Mr Klingeil said that by 2027 there will already be a €30bn hole to fill, because the government had increased tax breaks for businesses, boosted pension payments and was paying more interest on its borrowing.
Like his British counterpart Rachel Reeves, Mr Klingeil has vowed to close the gap by cutting spending and reforming welfare rather than raising taxes.
Also like Ms Reeves, he hopes economic growth will do some of the heavy lifting, delivering higher tax revenue and reduced spending in areas like unemployment benefits.

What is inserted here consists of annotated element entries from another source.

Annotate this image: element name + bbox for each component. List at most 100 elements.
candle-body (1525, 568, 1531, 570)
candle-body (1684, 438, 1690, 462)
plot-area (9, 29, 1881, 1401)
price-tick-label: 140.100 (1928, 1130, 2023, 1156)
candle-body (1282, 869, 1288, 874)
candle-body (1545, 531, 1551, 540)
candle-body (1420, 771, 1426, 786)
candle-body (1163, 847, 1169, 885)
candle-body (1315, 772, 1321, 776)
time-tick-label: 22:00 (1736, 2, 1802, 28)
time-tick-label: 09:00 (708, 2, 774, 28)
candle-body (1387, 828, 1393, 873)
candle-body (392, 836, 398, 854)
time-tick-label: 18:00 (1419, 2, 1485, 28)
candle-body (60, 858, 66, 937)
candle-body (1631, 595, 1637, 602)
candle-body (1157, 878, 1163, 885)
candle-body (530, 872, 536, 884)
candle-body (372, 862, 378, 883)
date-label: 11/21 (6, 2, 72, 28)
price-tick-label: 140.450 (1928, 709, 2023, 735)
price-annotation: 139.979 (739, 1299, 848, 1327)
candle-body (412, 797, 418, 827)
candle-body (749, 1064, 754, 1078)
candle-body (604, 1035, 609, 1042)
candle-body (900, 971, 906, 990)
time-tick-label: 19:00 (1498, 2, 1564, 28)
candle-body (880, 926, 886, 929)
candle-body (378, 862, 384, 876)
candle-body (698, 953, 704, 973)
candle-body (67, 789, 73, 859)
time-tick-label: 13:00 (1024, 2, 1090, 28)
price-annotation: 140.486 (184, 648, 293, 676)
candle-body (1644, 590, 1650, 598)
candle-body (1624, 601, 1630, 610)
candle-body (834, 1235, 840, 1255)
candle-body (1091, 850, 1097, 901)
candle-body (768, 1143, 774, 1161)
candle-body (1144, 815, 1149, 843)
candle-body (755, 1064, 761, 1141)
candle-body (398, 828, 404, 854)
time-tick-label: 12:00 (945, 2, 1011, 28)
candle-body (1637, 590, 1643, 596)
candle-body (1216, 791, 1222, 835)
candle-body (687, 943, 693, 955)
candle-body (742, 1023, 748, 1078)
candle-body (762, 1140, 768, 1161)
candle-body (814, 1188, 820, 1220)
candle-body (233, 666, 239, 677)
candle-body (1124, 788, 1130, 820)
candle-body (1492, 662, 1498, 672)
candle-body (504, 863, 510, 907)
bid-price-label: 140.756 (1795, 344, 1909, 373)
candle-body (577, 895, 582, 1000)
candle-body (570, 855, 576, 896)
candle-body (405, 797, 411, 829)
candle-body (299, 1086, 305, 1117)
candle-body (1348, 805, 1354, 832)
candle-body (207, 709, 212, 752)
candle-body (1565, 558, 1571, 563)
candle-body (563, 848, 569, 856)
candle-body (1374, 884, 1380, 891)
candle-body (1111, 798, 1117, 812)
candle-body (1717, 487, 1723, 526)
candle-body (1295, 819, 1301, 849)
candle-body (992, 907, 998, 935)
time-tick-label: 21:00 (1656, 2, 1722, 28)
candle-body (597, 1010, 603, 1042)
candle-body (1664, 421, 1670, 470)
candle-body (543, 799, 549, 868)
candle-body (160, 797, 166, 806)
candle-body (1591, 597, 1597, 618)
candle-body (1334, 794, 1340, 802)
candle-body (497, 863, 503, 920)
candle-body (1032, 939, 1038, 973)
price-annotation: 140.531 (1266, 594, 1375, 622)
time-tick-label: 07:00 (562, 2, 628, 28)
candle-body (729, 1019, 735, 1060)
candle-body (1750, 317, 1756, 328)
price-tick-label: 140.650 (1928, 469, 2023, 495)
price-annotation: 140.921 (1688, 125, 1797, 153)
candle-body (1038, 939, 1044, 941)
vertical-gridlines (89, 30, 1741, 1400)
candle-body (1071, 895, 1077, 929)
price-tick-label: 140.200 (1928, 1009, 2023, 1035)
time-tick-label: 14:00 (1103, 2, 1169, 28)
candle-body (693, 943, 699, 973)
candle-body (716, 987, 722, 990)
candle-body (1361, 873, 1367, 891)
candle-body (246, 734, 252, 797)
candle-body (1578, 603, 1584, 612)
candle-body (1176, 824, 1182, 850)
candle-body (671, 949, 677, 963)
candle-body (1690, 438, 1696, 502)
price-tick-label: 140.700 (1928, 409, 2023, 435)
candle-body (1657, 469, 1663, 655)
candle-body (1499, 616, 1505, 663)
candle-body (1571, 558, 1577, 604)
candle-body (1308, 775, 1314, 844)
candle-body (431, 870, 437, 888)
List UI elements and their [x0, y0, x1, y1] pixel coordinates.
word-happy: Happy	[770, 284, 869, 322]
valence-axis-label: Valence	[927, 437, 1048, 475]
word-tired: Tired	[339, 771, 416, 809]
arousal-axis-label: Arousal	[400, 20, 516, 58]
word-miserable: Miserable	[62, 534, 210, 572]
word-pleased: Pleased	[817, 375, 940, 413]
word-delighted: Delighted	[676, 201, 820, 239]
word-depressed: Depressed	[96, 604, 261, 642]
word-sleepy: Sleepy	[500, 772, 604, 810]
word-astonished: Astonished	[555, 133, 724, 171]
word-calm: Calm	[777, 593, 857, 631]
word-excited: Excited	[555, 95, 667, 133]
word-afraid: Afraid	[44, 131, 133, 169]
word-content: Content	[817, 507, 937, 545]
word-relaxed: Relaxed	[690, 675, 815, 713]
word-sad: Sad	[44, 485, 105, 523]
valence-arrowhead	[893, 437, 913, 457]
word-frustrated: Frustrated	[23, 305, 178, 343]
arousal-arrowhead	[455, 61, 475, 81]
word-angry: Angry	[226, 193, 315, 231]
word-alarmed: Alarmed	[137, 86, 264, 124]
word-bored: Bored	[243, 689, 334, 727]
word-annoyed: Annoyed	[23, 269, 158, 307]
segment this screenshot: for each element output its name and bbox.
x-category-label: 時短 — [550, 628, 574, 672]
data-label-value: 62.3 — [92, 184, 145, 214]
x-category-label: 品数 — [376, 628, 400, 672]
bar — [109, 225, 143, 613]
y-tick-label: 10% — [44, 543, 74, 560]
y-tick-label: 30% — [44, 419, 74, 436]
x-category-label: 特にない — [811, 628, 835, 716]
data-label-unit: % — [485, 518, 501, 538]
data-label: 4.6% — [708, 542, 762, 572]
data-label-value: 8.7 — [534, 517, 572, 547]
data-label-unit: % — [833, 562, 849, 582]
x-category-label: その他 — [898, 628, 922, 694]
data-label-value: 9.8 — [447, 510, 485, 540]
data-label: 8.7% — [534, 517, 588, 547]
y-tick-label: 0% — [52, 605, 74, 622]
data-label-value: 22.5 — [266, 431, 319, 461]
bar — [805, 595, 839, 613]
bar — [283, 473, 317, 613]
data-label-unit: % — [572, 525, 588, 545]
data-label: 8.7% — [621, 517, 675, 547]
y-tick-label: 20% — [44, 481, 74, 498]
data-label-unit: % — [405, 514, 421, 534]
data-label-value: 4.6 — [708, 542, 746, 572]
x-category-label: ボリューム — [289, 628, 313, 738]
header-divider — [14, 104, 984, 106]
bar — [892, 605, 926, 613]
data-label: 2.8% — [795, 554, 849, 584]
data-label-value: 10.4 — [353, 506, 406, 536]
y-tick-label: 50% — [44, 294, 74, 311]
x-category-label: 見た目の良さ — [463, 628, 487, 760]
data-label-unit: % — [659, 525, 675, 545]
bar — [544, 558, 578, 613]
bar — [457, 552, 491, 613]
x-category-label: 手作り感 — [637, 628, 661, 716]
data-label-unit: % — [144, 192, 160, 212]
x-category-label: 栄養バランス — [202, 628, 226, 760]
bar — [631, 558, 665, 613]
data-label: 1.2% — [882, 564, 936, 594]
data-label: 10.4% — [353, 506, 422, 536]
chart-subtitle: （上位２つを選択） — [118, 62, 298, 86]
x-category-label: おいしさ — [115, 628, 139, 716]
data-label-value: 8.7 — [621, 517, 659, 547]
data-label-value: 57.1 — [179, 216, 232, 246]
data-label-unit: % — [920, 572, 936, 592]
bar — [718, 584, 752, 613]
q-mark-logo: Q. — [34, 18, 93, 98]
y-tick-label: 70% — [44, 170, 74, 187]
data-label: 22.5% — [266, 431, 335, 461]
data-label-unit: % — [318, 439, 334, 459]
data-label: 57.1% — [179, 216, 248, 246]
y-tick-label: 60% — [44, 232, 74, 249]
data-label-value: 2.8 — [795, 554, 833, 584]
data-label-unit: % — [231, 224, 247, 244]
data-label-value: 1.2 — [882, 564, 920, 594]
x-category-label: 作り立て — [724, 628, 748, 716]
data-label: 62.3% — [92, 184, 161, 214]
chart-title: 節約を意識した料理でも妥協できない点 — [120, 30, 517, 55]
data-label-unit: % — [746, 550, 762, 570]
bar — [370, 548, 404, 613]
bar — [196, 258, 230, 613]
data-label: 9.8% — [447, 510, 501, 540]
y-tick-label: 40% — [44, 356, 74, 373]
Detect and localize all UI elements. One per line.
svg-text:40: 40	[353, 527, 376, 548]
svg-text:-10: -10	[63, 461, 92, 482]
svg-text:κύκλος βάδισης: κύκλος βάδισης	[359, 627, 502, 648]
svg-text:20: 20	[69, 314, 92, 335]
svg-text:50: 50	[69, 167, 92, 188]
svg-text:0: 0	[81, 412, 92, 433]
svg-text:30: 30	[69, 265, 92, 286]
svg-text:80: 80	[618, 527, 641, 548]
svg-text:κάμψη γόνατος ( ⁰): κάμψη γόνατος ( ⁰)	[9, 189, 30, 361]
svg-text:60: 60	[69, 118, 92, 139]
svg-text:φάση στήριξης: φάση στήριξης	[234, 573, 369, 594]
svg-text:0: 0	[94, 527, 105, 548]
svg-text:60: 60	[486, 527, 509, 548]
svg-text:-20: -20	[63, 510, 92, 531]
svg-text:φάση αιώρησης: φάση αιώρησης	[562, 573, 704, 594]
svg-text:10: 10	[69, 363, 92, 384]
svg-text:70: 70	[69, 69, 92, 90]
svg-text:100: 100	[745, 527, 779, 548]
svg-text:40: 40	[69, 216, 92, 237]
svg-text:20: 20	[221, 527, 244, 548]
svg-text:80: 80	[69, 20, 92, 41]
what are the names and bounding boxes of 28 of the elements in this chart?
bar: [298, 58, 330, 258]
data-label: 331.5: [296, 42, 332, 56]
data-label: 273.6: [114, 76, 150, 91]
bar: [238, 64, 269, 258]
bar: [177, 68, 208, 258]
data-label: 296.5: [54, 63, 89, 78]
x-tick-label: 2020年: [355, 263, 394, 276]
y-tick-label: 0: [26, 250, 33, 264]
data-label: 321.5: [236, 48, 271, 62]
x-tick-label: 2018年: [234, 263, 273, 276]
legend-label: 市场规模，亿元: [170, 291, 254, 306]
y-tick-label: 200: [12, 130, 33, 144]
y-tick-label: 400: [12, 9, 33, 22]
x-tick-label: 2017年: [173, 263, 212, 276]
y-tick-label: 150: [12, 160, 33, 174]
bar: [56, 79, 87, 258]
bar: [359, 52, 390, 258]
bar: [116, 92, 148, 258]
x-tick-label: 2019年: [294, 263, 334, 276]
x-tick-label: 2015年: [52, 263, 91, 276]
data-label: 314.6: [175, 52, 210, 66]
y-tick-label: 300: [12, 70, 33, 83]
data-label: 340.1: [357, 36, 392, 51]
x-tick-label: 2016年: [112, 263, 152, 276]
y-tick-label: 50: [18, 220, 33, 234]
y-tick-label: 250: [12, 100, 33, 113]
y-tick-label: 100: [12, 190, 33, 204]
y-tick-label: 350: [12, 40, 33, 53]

Figures released on Wednesday showed German GDP shrank 0.1pc in the second quarter, meaning the economy is still smaller than it was before the Covid pandemic.
Infrastructure boost
But many economists expect a growth revival next year when the government unleashes its €500bn infrastructure investment fund and doubles its spending on defence.
'The government will probably be fine this year and next, but in 2027 they're going to have to make a decision, basically, either to cut spending on other areas or to give themselves more leeway by modifying the debt rules again,' said Franziska Palmas, from Capital Economics.
She questioned how much resolve the government had to tackle the shortfall, but said Germany's low debt-to-GDP ratio of 62.5pc made the problem less acute than elsewhere in western Europe.
Observers said the government's big political challenge was that it had softened up voters by promising an infrastructure and defence splurge, making it harder to convince them of the need for austerity in areas like welfare and health.
'Germans do have this big aversion to debt,' Ms Palmas said. 'In surveys that ask, 'What do you think the government should do?' people say, 'Oh, they should cut spending.' But then when the government tries to do it, the electorate gets very angry.'
Mr Merz is from the conservative Christian Democratic Union and Mr Klingbeil is from the Left-wing Social Democrat Party. Ms Palmas said both would be wary of spending cuts playing into the hands of the far-Right AfD party, which poses an increasing electoral threat.